The slides used for melanin bleaching were immersed in 10% hydrogen peroxide in pH 7.4 0.2mol/L Tris-HCl buffer solution for 24 hours at room temperature. The staining jar was kept in the dark during this procedure. From this step on, both bleached and unbleached sections followed the same staining protocol. The unspecific reactions were blocked with the TNB blocking reagent (Tris-buffered reagent blocking) from the TSA staining kit (Amershan, Boston, USA) at 37ºC for 30 minutes. The sections were thus incubated with monoclonal anti-PCNA antibody (Zymed, San Francisco, USA) diluted 1:200 in pH 7.4 Tris-HCl 0.2mol/L buffer solution overnight at 4ºC. After washing, the anti-mouse biotinylated secondary antibody was applied over the sections, followed by the streptavidin/peroxidase complex (both from kit LSAB DAKO, Glostrup, Denmark) for 30 minutes each at room temperature. The slides were incubated with DAB solution (kit LSAB DAKO) for 10 minutes at room temperature, counterstained by Harris hematoxylin and mounted with a permanent mounting medium. The same procedure was repeated in slides where the primary antibody was not applied (negative control). Each step of the procedure here described was preceded by three washes with Tris-HCl buffer for five minutes each time.

Ten pairs of histological sections from the rat duodenum and another 10 pairs from the hindflipper skin of A. australis were either submitted or not to the bleaching procedure. Five hundred nuclei were randomly selected in each section and the number of PCNA-positive nuclei among the 500 selected was counted to calculate the cell proliferation index. All countings were done with an Olympus BX60 microscope (Carl Zeiss) under a 100x immersion oil objective by the same person.
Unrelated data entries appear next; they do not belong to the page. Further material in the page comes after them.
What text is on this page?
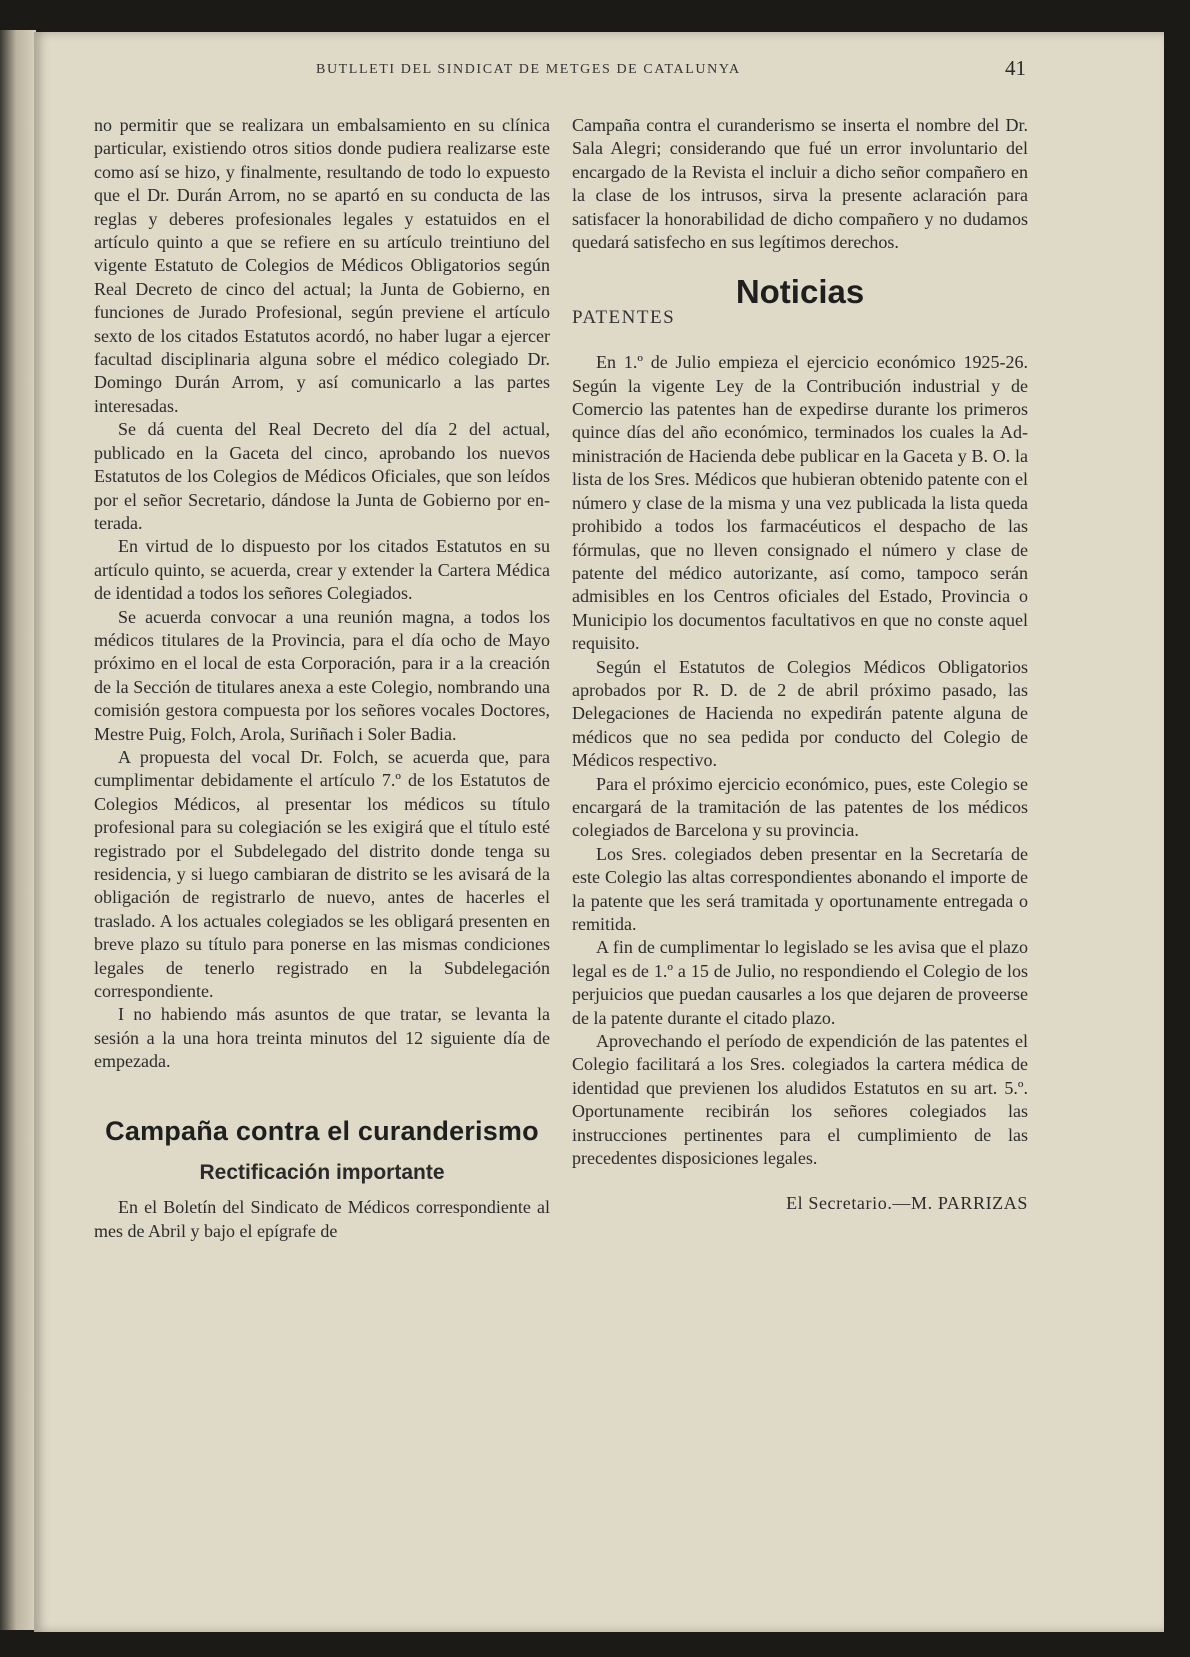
BUTLLETI DEL SINDICAT DE METGES DE CATALUNYA	41

no permitir que se realizara un embalsamiento en su clínica particular, existiendo otros sitios donde pudiera realizarse este como así se hizo, y finalmente, resultando de todo lo expuesto que el Dr. Durán Arrom, no se apartó en su conducta de las reglas y deberes profesionales legales y estatuidos en el artículo quinto a que se refiere en su artículo treintiuno del vigente Estatuto de Colegios de Médicos Obligatorios según Real Decreto de cinco del actual; la Junta de Gobierno, en funciones de Jurado Profesional, según previene el artículo sexto de los citados Estatutos acordó, no haber lugar a ejercer facultad disciplinaria alguna sobre el médico colegiado Dr. Domingo Durán Arrom, y así comunicarlo a las partes interesadas.

Se dá cuenta del Real Decreto del día 2 del actual, publicado en la Gaceta del cinco, aprobando los nuevos Estatutos de los Colegios de Médicos Oficiales, que son leídos por el señor Secretario, dándose la Junta de Gobierno por enterada.

En virtud de lo dispuesto por los citados Estatutos en su artículo quinto, se acuerda, crear y extender la Cartera Médica de identidad a todos los señores Colegiados.

Se acuerda convocar a una reunión magna, a todos los médicos titulares de la Provincia, para el día ocho de Mayo próximo en el local de esta Corporación, para ir a la creación de la Sección de titulares anexa a este Colegio, nombrando una comisión gestora compuesta por los señores vocales Doctores, Mestre Puig, Folch, Arola, Suriñach i Soler Badia.

A propuesta del vocal Dr. Folch, se acuerda que, para cumplimentar debidamente el artículo 7.º de los Estatutos de Colegios Médicos, al presentar los médicos su título profesional para su colegiación se les exigirá que el título esté registrado por el Subdelegado del distrito donde tenga su residencia, y si luego cambiaran de distrito se les avisará de la obligación de registrarlo de nuevo, antes de hacerles el traslado. A los actuales colegiados se les obligará presenten en breve plazo su título para ponerse en las mismas condiciones legales de tenerlo registrado en la Subdelegación correspondiente.

I no habiendo más asuntos de que tratar, se levanta la sesión a la una hora treinta minutos del 12 siguiente día de empezada.

Campaña contra el curanderismo
Rectificación importante

En el Boletín del Sindicato de Médicos correspondiente al mes de Abril y bajo el epígrafe de

Campaña contra el curanderismo se inserta el nombre del Dr. Sala Alegri; considerando que fué un error involuntario del encargado de la Revista el incluir a dicho señor compañero en la clase de los intrusos, sirva la presente aclaración para satisfacer la honorabilidad de dicho compañero y no dudamos quedará satisfecho en sus legítimos derechos.

Noticias
PATENTES

En 1.º de Julio empieza el ejercicio económico 1925-26. Según la vigente Ley de la Contribución industrial y de Comercio las patentes han de expedirse durante los primeros quince días del año económico, terminados los cuales la Administración de Hacienda debe publicar en la Gaceta y B. O. la lista de los Sres. Médicos que hubieran obtenido patente con el número y clase de la misma y una vez publicada la lista queda prohibido a todos los farmacéuticos el despacho de las fórmulas, que no lleven consignado el número y clase de patente del médico autorizante, así como, tampoco serán admisibles en los Centros oficiales del Estado, Provincia o Municipio los documentos facultativos en que no conste aquel requisito.

Según el Estatutos de Colegios Médicos Obligatorios aprobados por R. D. de 2 de abril próximo pasado, las Delegaciones de Hacienda no expedirán patente alguna de médicos que no sea pedida por conducto del Colegio de Médicos respectivo.

Para el próximo ejercicio económico, pues, este Colegio se encargará de la tramitación de las patentes de los médicos colegiados de Barcelona y su provincia.

Los Sres. colegiados deben presentar en la Secretaría de este Colegio las altas correspondientes abonando el importe de la patente que les será tramitada y oportunamente entregada o remitida.

A fin de cumplimentar lo legislado se les avisa que el plazo legal es de 1.º a 15 de Julio, no respondiendo el Colegio de los perjuicios que puedan causarles a los que dejaren de proveerse de la patente durante el citado plazo.

Aprovechando el período de expendición de las patentes el Colegio facilitará a los Sres. colegiados la cartera médica de identidad que previenen los aludidos Estatutos en su art. 5.º. Oportunamente recibirán los señores colegiados las instrucciones pertinentes para el cumplimiento de las precedentes disposiciones legales.

El Secretario.—M. PARRIZAS
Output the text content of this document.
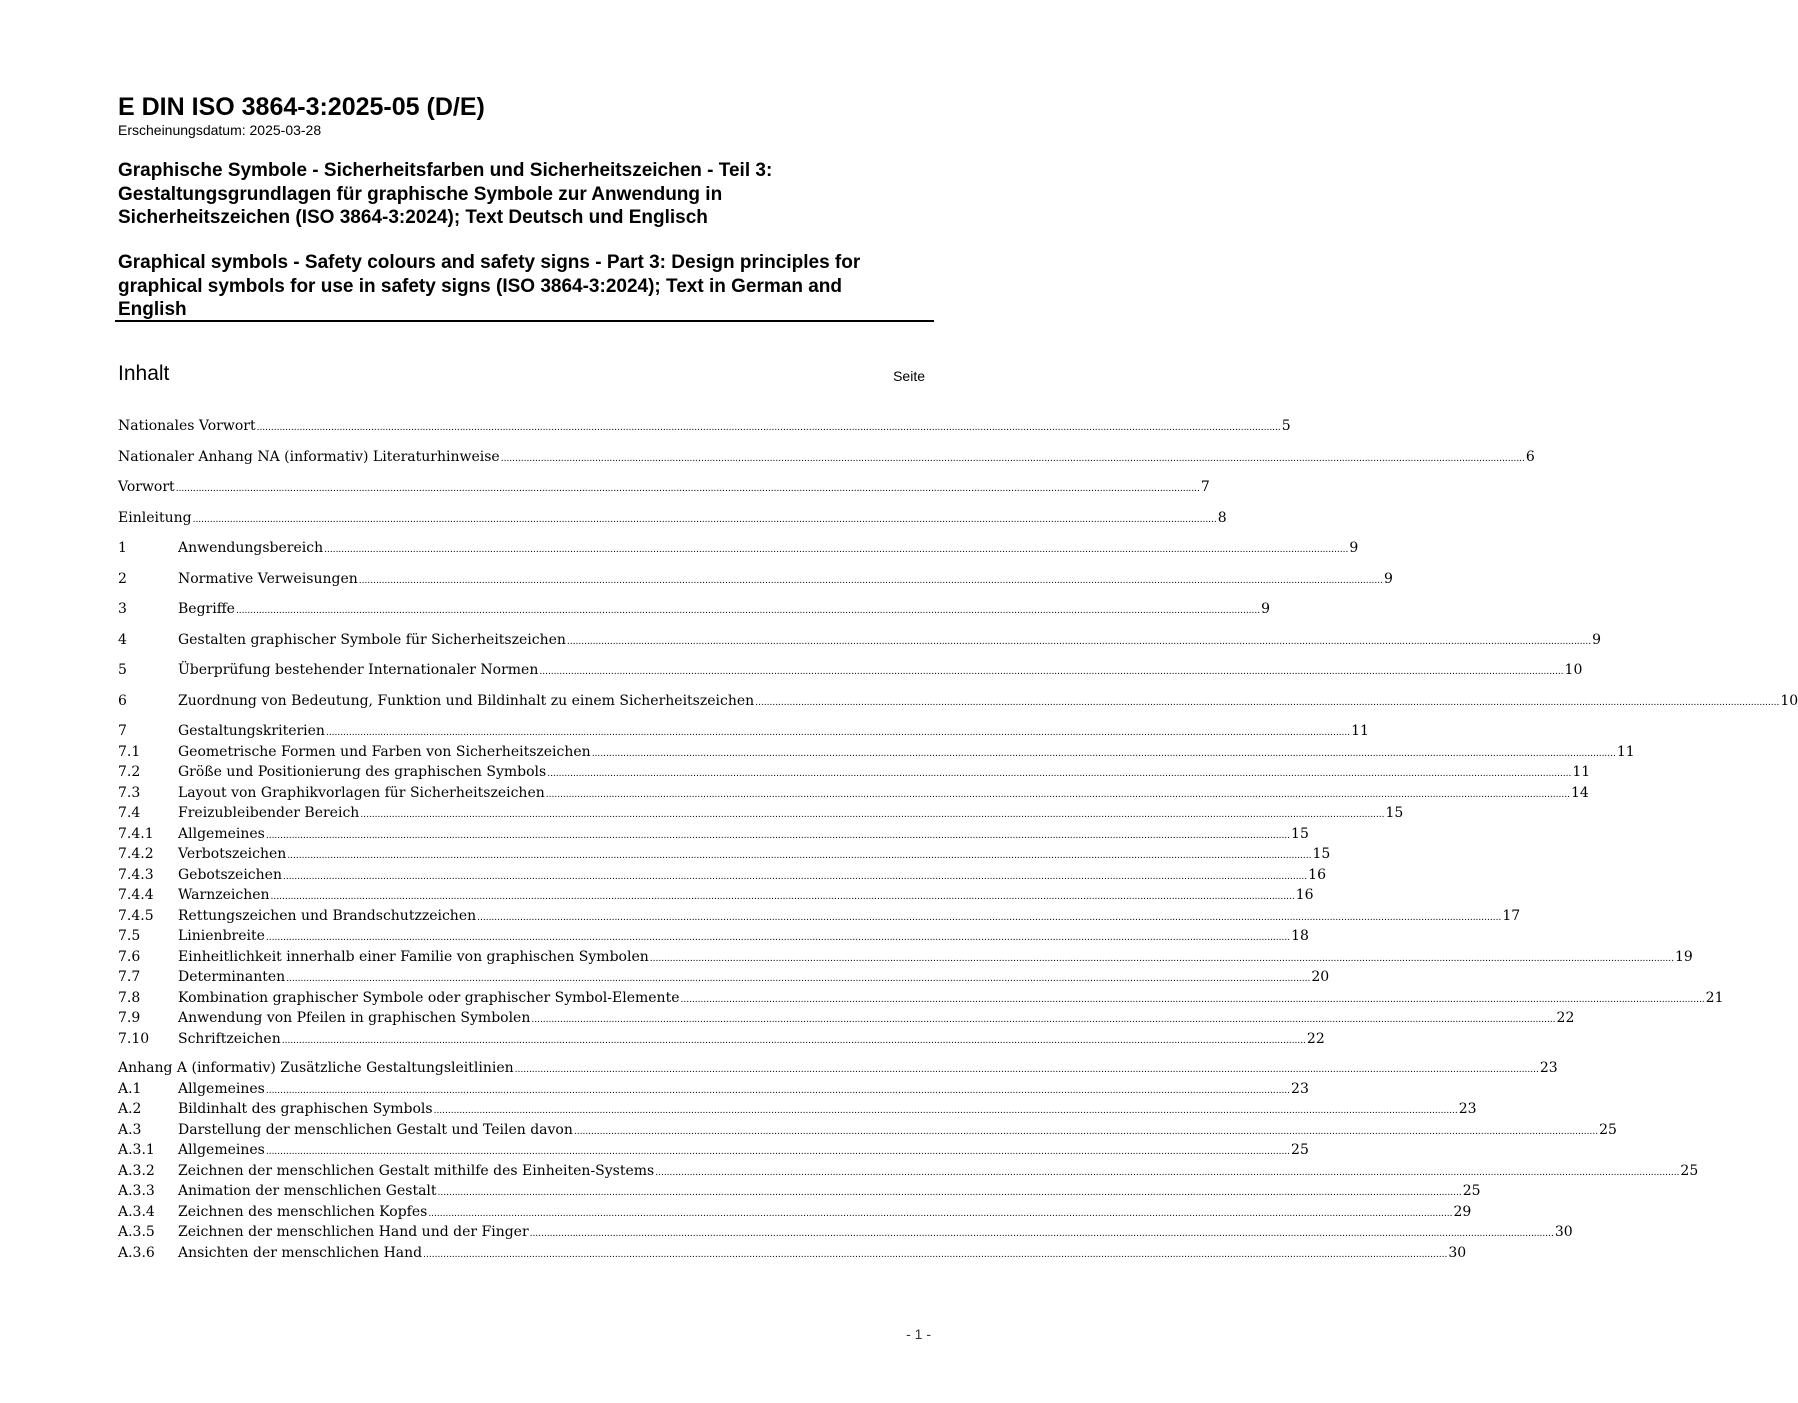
E DIN ISO 3864-3:2025-05 (D/E)
Erscheinungsdatum: 2025-03-28
Graphische Symbole - Sicherheitsfarben und Sicherheitszeichen - Teil 3:
Gestaltungsgrundlagen für graphische Symbole zur Anwendung in
Sicherheitszeichen (ISO 3864-3:2024); Text Deutsch und Englisch
Graphical symbols - Safety colours and safety signs - Part 3: Design principles for
graphical symbols for use in safety signs (ISO 3864-3:2024); Text in German and
English
Inhalt	Seite
Nationales Vorwort .....	5
Nationaler Anhang NA (informativ) Literaturhinweise .....	6
Vorwort .....	7
Einleitung .....	8
1	Anwendungsbereich .....	9
2	Normative Verweisungen .....	9
3	Begriffe .....	9
4	Gestalten graphischer Symbole für Sicherheitszeichen .....	9
5	Überprüfung bestehender Internationaler Normen .....	10
6	Zuordnung von Bedeutung, Funktion und Bildinhalt zu einem Sicherheitszeichen .....	10
7	Gestaltungskriterien .....	11
7.1	Geometrische Formen und Farben von Sicherheitszeichen .....	11
7.2	Größe und Positionierung des graphischen Symbols .....	11
7.3	Layout von Graphikvorlagen für Sicherheitszeichen .....	14
7.4	Freizubleibender Bereich .....	15
7.4.1	Allgemeines .....	15
7.4.2	Verbotszeichen .....	15
7.4.3	Gebotszeichen .....	16
7.4.4	Warnzeichen .....	16
7.4.5	Rettungszeichen und Brandschutzzeichen .....	17
7.5	Linienbreite .....	18
7.6	Einheitlichkeit innerhalb einer Familie von graphischen Symbolen .....	19
7.7	Determinanten .....	20
7.8	Kombination graphischer Symbole oder graphischer Symbol-Elemente .....	21
7.9	Anwendung von Pfeilen in graphischen Symbolen .....	22
7.10	Schriftzeichen .....	22
Anhang A (informativ) Zusätzliche Gestaltungsleitlinien .....	23
A.1	Allgemeines .....	23
A.2	Bildinhalt des graphischen Symbols .....	23
A.3	Darstellung der menschlichen Gestalt und Teilen davon .....	25
A.3.1	Allgemeines .....	25
A.3.2	Zeichnen der menschlichen Gestalt mithilfe des Einheiten-Systems .....	25
A.3.3	Animation der menschlichen Gestalt .....	25
A.3.4	Zeichnen des menschlichen Kopfes .....	29
A.3.5	Zeichnen der menschlichen Hand und der Finger .....	30
A.3.6	Ansichten der menschlichen Hand .....	30
- 1 -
The mean of the total number of positive nuclei counted in the bleached section of each type of tissue were compared with the mean of the non-bleached sections using Student t statistical test (p<0.05).



The counting of PCNA-positive epidermal nuclei in paired sections of South American fur seal skin showed a significant difference between the samples that went through the melanin bleaching process by hydrogen peroxide and those that were not bleached. The statistical results are presented as mean ± standard deviation. As can be noted in Figure 1, the observer counted more PCNA-positive nuclei in the sections without bleaching (139.0±16.7) than in the bleached (85.90±23.3) sections (p<0.05).



Figure 2 shows that in non-bleached epidermis the melanin granules were dispersed in the cytoplasm of the keratinocytes and sometimes they may be found masking the nuclei, making very difficult to differentiate a positive from a negative result. In duodenum, used as positive control of both PCNA staining and the bleaching procedure, no statistical difference of means could be shown between the number of positive nuclei counted in bleached (124.6±4.3) or unbleached (126.0±6.5) sections (p<0.05). Also, we could not detect histological alteration or artifacts in the tissue after the bleaching process.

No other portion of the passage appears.